As a central figure, Means took part in the negotiations with South Dakota's U.S. senators. Here's an excerpt from the WGBH documentary series "We Shall Remain."
(SOUNDBITE OF DOCUMENTARY "WE SHALL REMAIN")
MEANS: We're not going for later anymore, Senator. I told you over the phone that I bet - and everybody here and down here, have bet with their lives.
RAY: For the American Indian Movement, that bet arguably paid off. Means called the occupation of Wounded Knee a watershed event in the struggle for indigenous rights.
MEANS: It sparked the Indian revolution in the entire hemisphere. Without Wounded Knee, 1973, there would be no Rigoberta Menchu, who won a Nobel Peace Prize and there'd be no Evo Morales, president of Bolivia.
RAY: Many historians agree.
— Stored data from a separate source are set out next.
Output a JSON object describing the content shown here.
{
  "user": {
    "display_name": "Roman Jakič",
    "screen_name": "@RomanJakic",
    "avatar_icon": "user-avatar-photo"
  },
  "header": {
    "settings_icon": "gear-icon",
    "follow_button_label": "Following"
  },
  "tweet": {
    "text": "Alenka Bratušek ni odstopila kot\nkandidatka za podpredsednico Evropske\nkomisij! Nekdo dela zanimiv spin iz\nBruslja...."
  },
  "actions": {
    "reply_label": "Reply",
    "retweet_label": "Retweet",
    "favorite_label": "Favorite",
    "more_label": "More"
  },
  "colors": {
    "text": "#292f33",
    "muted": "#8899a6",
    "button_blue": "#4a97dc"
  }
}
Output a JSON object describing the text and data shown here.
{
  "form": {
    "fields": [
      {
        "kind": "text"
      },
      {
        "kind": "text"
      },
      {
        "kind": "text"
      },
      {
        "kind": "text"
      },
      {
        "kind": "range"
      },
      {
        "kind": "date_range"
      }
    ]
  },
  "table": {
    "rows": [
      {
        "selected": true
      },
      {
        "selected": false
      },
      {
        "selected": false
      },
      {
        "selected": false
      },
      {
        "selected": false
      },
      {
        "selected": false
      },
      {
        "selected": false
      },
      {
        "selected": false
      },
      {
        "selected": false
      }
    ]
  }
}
Robert Warrior is the director of American Indian Studies at the University of Illinois. Warrior says Means was a complex and controversial figure who successfully used his mainstream celebrity and tribal identity to advance the cause.
ROBERT WARRIOR: You know, Russell could take up the mantel of people like Crazy Horse and Sitting Bull and others. And he managed to pull that off in a really impressive way across a long arc of time.
RAY: Warrior says Means also had his critics. He was accused of failing to pay child support for a number of children he fathered with five wives. And he played a role in the leadership disputes within the American Indian Movement that erupted after the uprising and violence of the early 1970s.
But fellow AIM member, Milo Yellowhair, who fought alongside Means at Wounded Knee, says in spite of what some critics say Means remains a hero to many of his own people.
MILO YELLOWHAIR: He did stand up and he did go to jail. He did get stabbed. He did get beat up. You know, all of the things in the name of our own sovereignty and our own justice system.
RAY: Means remained highly critical of the federal government. He called America's reservation system a type of concentration camp and in 2007, announced a new nation, the Republic of Lakota.
Russell Means never strayed far from the fiery activism of his youth, even while landing significant roles in mainstream films like "Pocahontas." In 2002, when asked if Native American people were still stereotyped in Hollywood, he gave this answer.
MEANS: Hollywood hasn't changed. It is the most racist, anti-Indian institution in the world.
RAY: Russell Means may be remembered for the fictional role he played as the Last Mohican. But it can also be said that he spent much of his real life fighting to make certain his own people won't face that fate.